Stang has a knack for depicting the ways in which the status quo can change so quickly for young people. One can almost feel the dust and grime in Adelaide’s living room, as she suddenly has people hanging out for the first time. It’s a total paradigm shift that gives her confidence and joy, even as she struggles with the idea of acceptance and belonging. Owen and Bea are emblematic of drifting twentysomethings looking for a direction and possibly finding it in each other. Stang evokes a sense of wistfulness above all else, a feeling that these connections are fleeting and fragile, even as they feel so important at the time. Some of this is done through her use of color that evokes neon nostalgia, like living in the theme park that is referenced so many times in the series.

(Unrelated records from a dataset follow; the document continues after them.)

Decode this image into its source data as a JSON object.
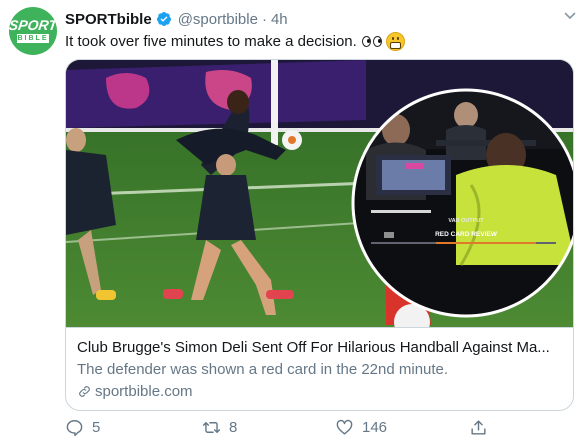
{
  "tweet": {
    "avatar_text": "SPORT",
    "avatar_sub": "BIBLE",
    "display_name": "SPORTbible",
    "handle": "@sportbible",
    "separator": "·",
    "time": "4h",
    "text": "It took over five minutes to make a decision."
  },
  "card": {
    "image_caption_small": "VAR OUTPUT",
    "image_caption_main": "RED CARD REVIEW",
    "title": "Club Brugge's Simon Deli Sent Off For Hilarious Handball Against Ma...",
    "description": "The defender was shown a red card in the 22nd minute.",
    "domain": "sportbible.com"
  },
  "actions": {
    "reply_count": "5",
    "retweet_count": "8",
    "like_count": "146"
  },
  "colors": {
    "brand_green": "#3fb35c",
    "verified_blue": "#1da1f2",
    "muted": "#657786"
  }
}
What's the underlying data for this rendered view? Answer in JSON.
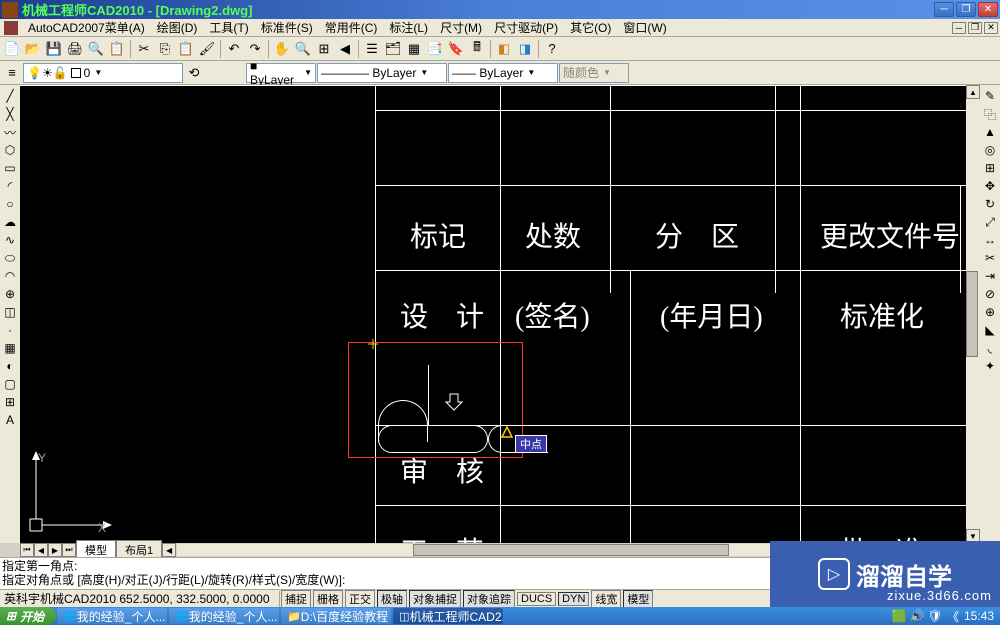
{
  "title": "机械工程师CAD2010 - [Drawing2.dwg]",
  "menus": [
    "AutoCAD2007菜单(A)",
    "绘图(D)",
    "工具(T)",
    "标准件(S)",
    "常用件(C)",
    "标注(L)",
    "尺寸(M)",
    "尺寸驱动(P)",
    "其它(O)",
    "窗口(W)"
  ],
  "layer_dropdown": "0",
  "color_dropdown": "■ ByLayer",
  "linetype_dropdown": "———— ByLayer",
  "lineweight_dropdown": "—— ByLayer",
  "plotstyle_dropdown": "随颜色",
  "table": {
    "r1": [
      "标记",
      "处数",
      "分　区",
      "更改文件号"
    ],
    "r2": [
      "设　计",
      "(签名)",
      "(年月日)",
      "标准化"
    ],
    "r3": [
      "审　核"
    ],
    "r4": [
      "工　艺",
      "批　准"
    ]
  },
  "snap_tooltip": "中点",
  "ucs": {
    "x": "X",
    "y": "Y"
  },
  "model_tabs": [
    "模型",
    "布局1"
  ],
  "command_lines": [
    "指定第一角点:",
    "指定对角点或 [高度(H)/对正(J)/行距(L)/旋转(R)/样式(S)/宽度(W)]:"
  ],
  "status_left": "英科宇机械CAD2010  652.5000, 332.5000, 0.0000",
  "status_toggles": [
    "捕捉",
    "栅格",
    "正交",
    "极轴",
    "对象捕捉",
    "对象追踪",
    "DUCS",
    "DYN",
    "线宽",
    "模型"
  ],
  "taskbar": {
    "start": "开始",
    "items": [
      "我的经验_个人...",
      "我的经验_个人...",
      "D:\\百度经验教程",
      "机械工程师CAD2..."
    ],
    "time": "15:43"
  },
  "watermark": {
    "text": "溜溜自学",
    "url": "zixue.3d66.com"
  }
}
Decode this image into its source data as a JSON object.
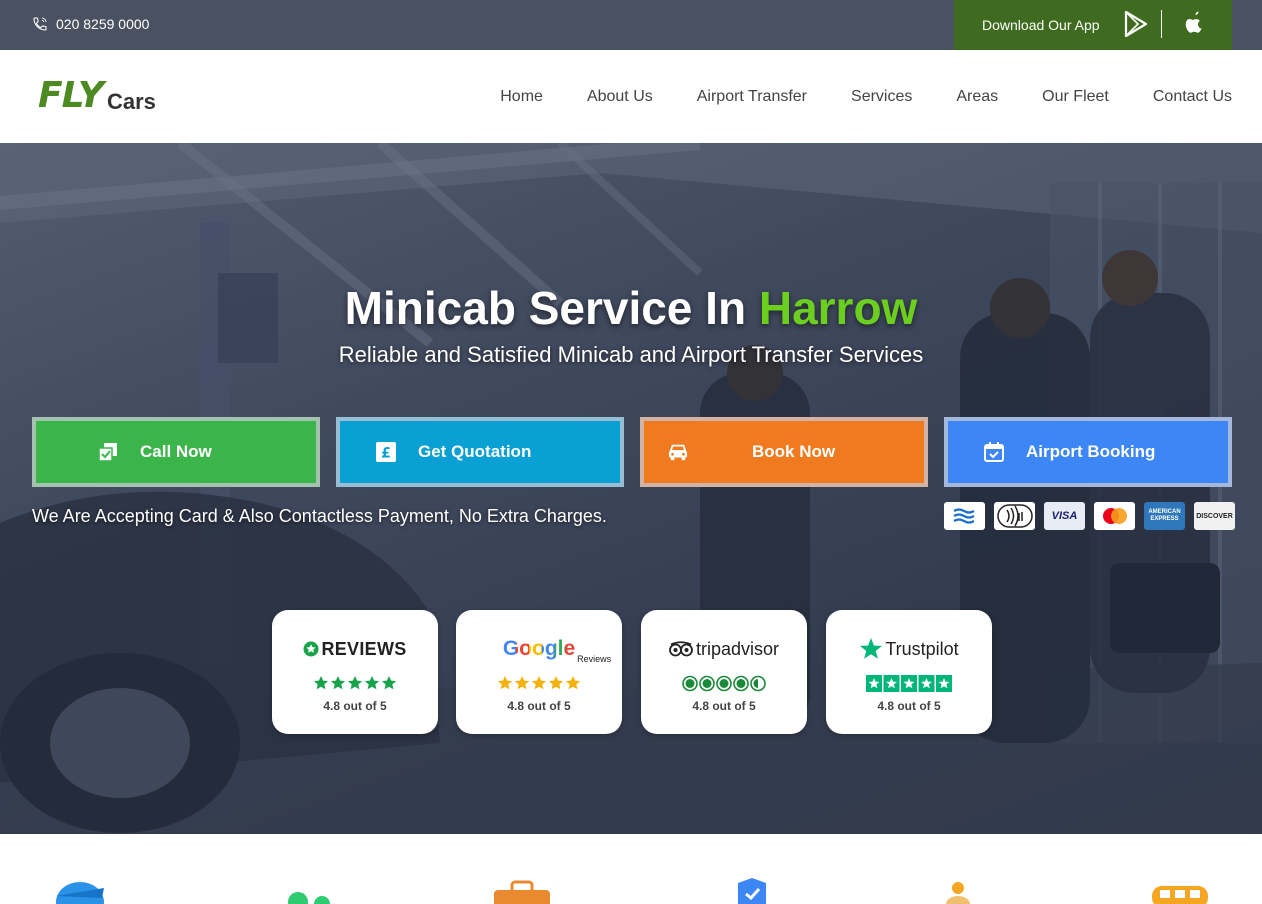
{
  "topbar": {
    "phone": "020 8259 0000",
    "app_label": "Download Our App"
  },
  "header": {
    "logo_fly": "FLY",
    "logo_cars": "Cars",
    "nav": [
      "Home",
      "About Us",
      "Airport Transfer",
      "Services",
      "Areas",
      "Our Fleet",
      "Contact Us"
    ]
  },
  "hero": {
    "title_prefix": "Minicab Service In ",
    "title_highlight": "Harrow",
    "subtitle": "Reliable and Satisfied Minicab and Airport Transfer Services",
    "buttons": {
      "call": "Call Now",
      "quote": "Get Quotation",
      "book": "Book Now",
      "airport": "Airport Booking"
    },
    "accept_text": "We Are Accepting Card & Also Contactless Payment, No Extra Charges.",
    "payment_cards": [
      "VISA",
      "AMERICAN EXPRESS",
      "DISCOVER"
    ],
    "reviews": [
      {
        "brand": "REVIEWS",
        "score": "4.8 out of 5"
      },
      {
        "brand": "Google",
        "sub": "Reviews",
        "score": "4.8 out of 5"
      },
      {
        "brand": "tripadvisor",
        "score": "4.8 out of 5"
      },
      {
        "brand": "Trustpilot",
        "score": "4.8 out of 5"
      }
    ]
  },
  "colors": {
    "topbar": "#4a5160",
    "app_box": "#3e6b1f",
    "brand_green": "#4d8a22",
    "highlight": "#6ccf1f",
    "call": "#3bb54a",
    "quote": "#0ba0d4",
    "book": "#f07a1f",
    "airport": "#3d86f5"
  }
}
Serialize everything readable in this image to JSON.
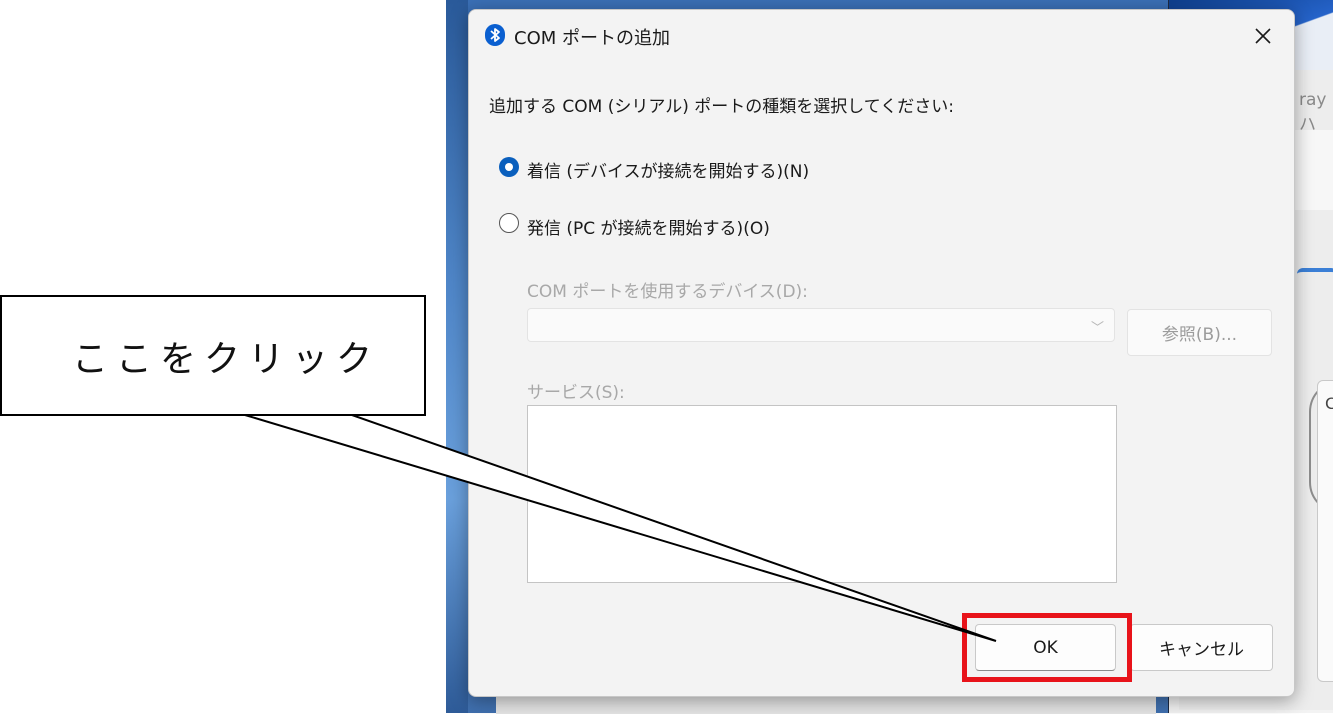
{
  "dialog": {
    "title": "COM ポートの追加",
    "prompt": "追加する COM (シリアル) ポートの種類を選択してください:",
    "options": {
      "incoming": {
        "label": "着信 (デバイスが接続を開始する)(N)",
        "selected": true
      },
      "outgoing": {
        "label": "発信 (PC が接続を開始する)(O)",
        "selected": false
      }
    },
    "device_label": "COM ポートを使用するデバイス(D):",
    "device_value": "",
    "browse_label": "参照(B)...",
    "service_label": "サービス(S):",
    "ok_label": "OK",
    "cancel_label": "キャンセル"
  },
  "background": {
    "window_title_fragment": "ray ハ",
    "card_letter": "C"
  },
  "annotation": {
    "callout_text": "ここをクリック",
    "highlight_color": "#e8131a"
  },
  "colors": {
    "accent": "#0a5fbd",
    "dialog_bg": "#f3f3f3"
  },
  "icons": {
    "title": "bluetooth-icon",
    "close": "close-icon",
    "dropdown": "chevron-down-icon"
  }
}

What makes The Audra Show so compelling is that Stang clearly has a sweeping, even epic, conception of how this story is going to go. It’s obvious that she’s thought a lot about this strange little town and the importance of over a dozen characters, many of whom haven’t even been introduced in the series proper. The supernatural and science-fiction qualities of the story blend easily with the slice-of-life, slow-paced quality of the narrative, as character development and interaction are the key elements of her story. It’s less important to know that Bryson is an inventor and more important to know that he’s ambivalent toward his father. It’s less important to see that Oliver has tentacles but crucial to understanding his own body-image issues. Owen’s story doesn’t hinge on him having gills so much as it does on him being alienated from his environment, and, ultimately, from humanity in general. The genre elements add intrigue and flavor, but it’s clear that Stang is much more invested in what happens to her characters.